El concierto comenzaba un tiempo después de la hora que aparecía en el cartel, lo que sirvió para que los ánimos del público no hicieran más que aumentar. En el momento en el que Arde Bogotá saltó al escenario comenzó la fiesta de una de las mejores actuaciones de este año, según ellos mismos. Incluso, teniendo en cuenta que el día anterior habían presenciado una pedida de mano en directo. Los cartageneros (de Cartagena, Murcia, que el nombre del grupo puede dar lugar a dudas y confundir su origen con Cartagena de Indias) han entrado con fuerza en la escena indie del país gracias a la originalidad de sus letras, a la personalidad de la voz principal, a los sonidos electrizantes y, como pudimos comprobar de primera mano, a una puesta en escena vibrante. Tras el concierto pudimos hablar con ellos para hacerles algunas preguntas y nos cercioramos así de que en el tú a tú destilan generosidad y simpatía, algo que ya se intuyó durante el propio show cuando Antonio, el cantante, se acordó de su tierra e hizo referencia al desastre ecológico del Mar Menor o cuando ofreció sus canciones al público diciendo: “esto es más vuestro que nuestro y lo que entendáis en ellas, bien entendido estará”. Sin duda, un descubrimiento en la zona de Toledo, donde era la primera vez que tocaban.

Fotos: Macu Mota

No ocurría lo mismo con los segundos que subieron al escenario. “Somos Veintiuno y somos un grupito de Toledo”. Así presentaba Diego, el vocalista, a esta banda de la zona que ya se ha consagrado en el panorama nacional. Desde luego, no son un “grupito”, llevan muchos años trabajando para llegar al sitio en el que están. Sus ritmos pegadizos (en los que se puede entrever pop, funk e, incluso, blues, entre otros) ya se escuchan en todos sitios. Sin duda, han sabido sortear la marea de la pandemia, que con tanta cultura ha arrasado, y han convertido este año en “su año” con la salida de su último disco, Corazonada, que llegó el sábado del concierto a 6.000.000 de escuchas en Spotify. Todo esto, en las plataformas digitales, pero aquí hemos venido a hablar de lo que se coció en el pueblo sagreño. El directo de Veintiuno es arrollador, si pestañeas un segundo perderás a Diego de vista ¡porque no para!, la energía durante el concierto sube hasta cotas altísimas y baja a lo más intimista en los temas en los que el piano aparece. Los/as espectadores/as sabían que iban a disfrutar y así lo hicieron demostrando entusiasmo, incluso, en la espera del “bis”, cuando el público coreó espontáneamente alguna de las canciones. Tras el concierto de Esquivias, el grupo toledano, regresaba a casa a descansar unos días tras una intensa gira por todo el país, ¡y lo que aún les queda por delante! Ojalá Parasiempre.

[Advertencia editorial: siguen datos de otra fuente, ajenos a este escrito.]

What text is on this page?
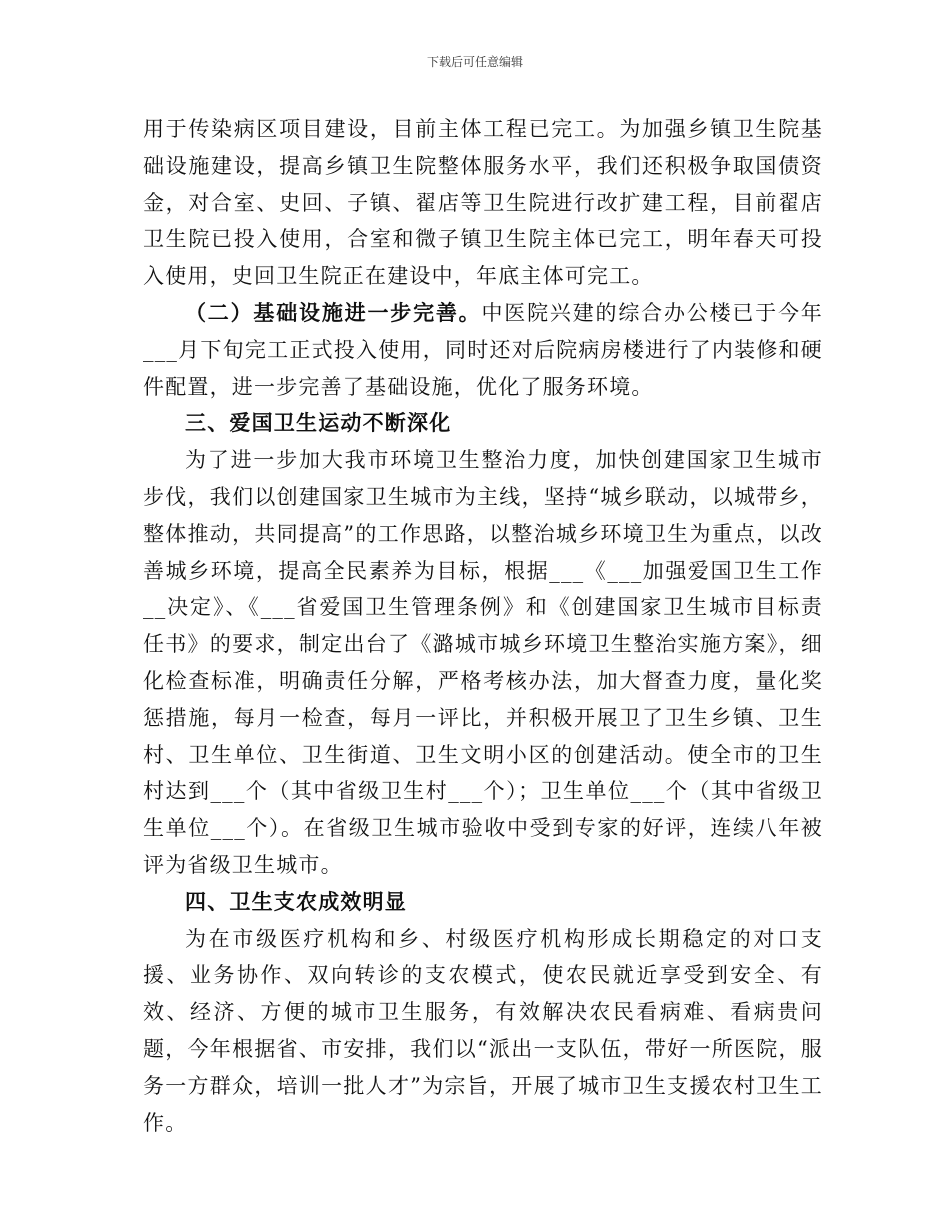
下载后可任意编辑

用于传染病区项目建设，目前主体工程已完工。为加强乡镇卫生院基础设施建设，提高乡镇卫生院整体服务水平，我们还积极争取国债资金，对合室、史回、子镇、翟店等卫生院进行改扩建工程，目前翟店卫生院已投入使用，合室和微子镇卫生院主体已完工，明年春天可投入使用，史回卫生院正在建设中，年底主体可完工。

（二）基础设施进一步完善。中医院兴建的综合办公楼已于今年___月下旬完工正式投入使用，同时还对后院病房楼进行了内装修和硬件配置，进一步完善了基础设施，优化了服务环境。

三、爱国卫生运动不断深化

为了进一步加大我市环境卫生整治力度，加快创建国家卫生城市步伐，我们以创建国家卫生城市为主线，坚持“城乡联动，以城带乡，整体推动，共同提高”的工作思路，以整治城乡环境卫生为重点，以改善城乡环境，提高全民素养为目标，根据___《___加强爱国卫生工作__决定》、《___省爱国卫生管理条例》和《创建国家卫生城市目标责任书》的要求，制定出台了《潞城市城乡环境卫生整治实施方案》，细化检查标准，明确责任分解，严格考核办法，加大督查力度，量化奖惩措施，每月一检查，每月一评比，并积极开展卫了卫生乡镇、卫生村、卫生单位、卫生街道、卫生文明小区的创建活动。使全市的卫生村达到___个（其中省级卫生村___个）；卫生单位___个（其中省级卫生单位___个）。在省级卫生城市验收中受到专家的好评，连续八年被评为省级卫生城市。

四、卫生支农成效明显

为在市级医疗机构和乡、村级医疗机构形成长期稳定的对口支援、业务协作、双向转诊的支农模式，使农民就近享受到安全、有效、经济、方便的城市卫生服务，有效解决农民看病难、看病贵问题，今年根据省、市安排，我们以“派出一支队伍，带好一所医院，服务一方群众，培训一批人才”为宗旨，开展了城市卫生支援农村卫生工作。
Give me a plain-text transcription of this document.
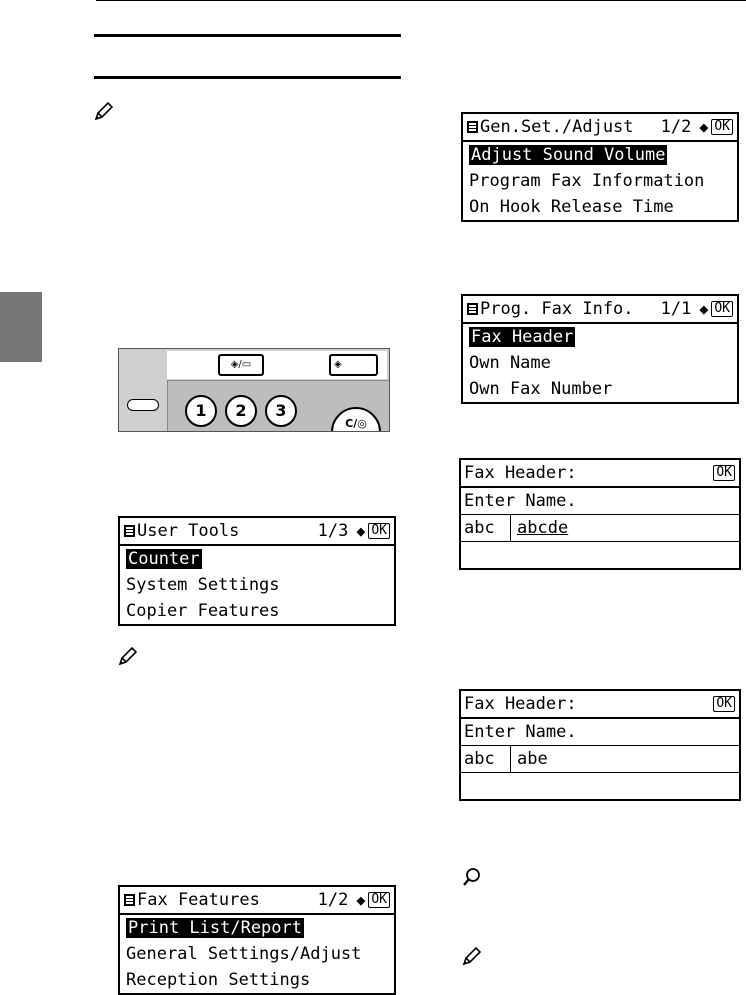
◈/▭	◈
1	2	3
C/◎
User Tools	1/3 ◆ OK
Counter
System Settings
Copier Features
Fax Features	1/2 ◆ OK
Print List/Report
General Settings/Adjust
Reception Settings
Gen.Set./Adjust 1/2 ◆ OK
Adjust Sound Volume
Program Fax Information
On Hook Release Time
Prog. Fax Info. 1/1 ◆ OK
Fax Header
Own Name
Own Fax Number
Fax Header:	OK
Enter Name.
abc	abcde
Fax Header:	OK
Enter Name.
abc	abe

Para resumir la noche, bien podríamos utilizar este trozo de Dopamina, la, por ahora, canción más escuchada de Veintiuno con más de 7.000.000 de reproducciones: “Es un instante, sólo apenas te ha rozado. Ha regresado aquel olor a dopamina”. La felicidad es escuchar música en directo, en una noche de verano, aún sin poder moverte de tu silla de plástico, en el patio en el que algún día paseó Cervantes y con una cerveza fresquita en la mano, una sonrisa gigante bajo la mascarilla y un noséqué que no para de vibrar en el corazón. Y a los haters… ¿os decimos nuestra opinión sobre los haters? Pues eso. No más palabras, mi señoría. Viva la música y vivan las iniciativas culturales que traen movimiento a nuestra comarca.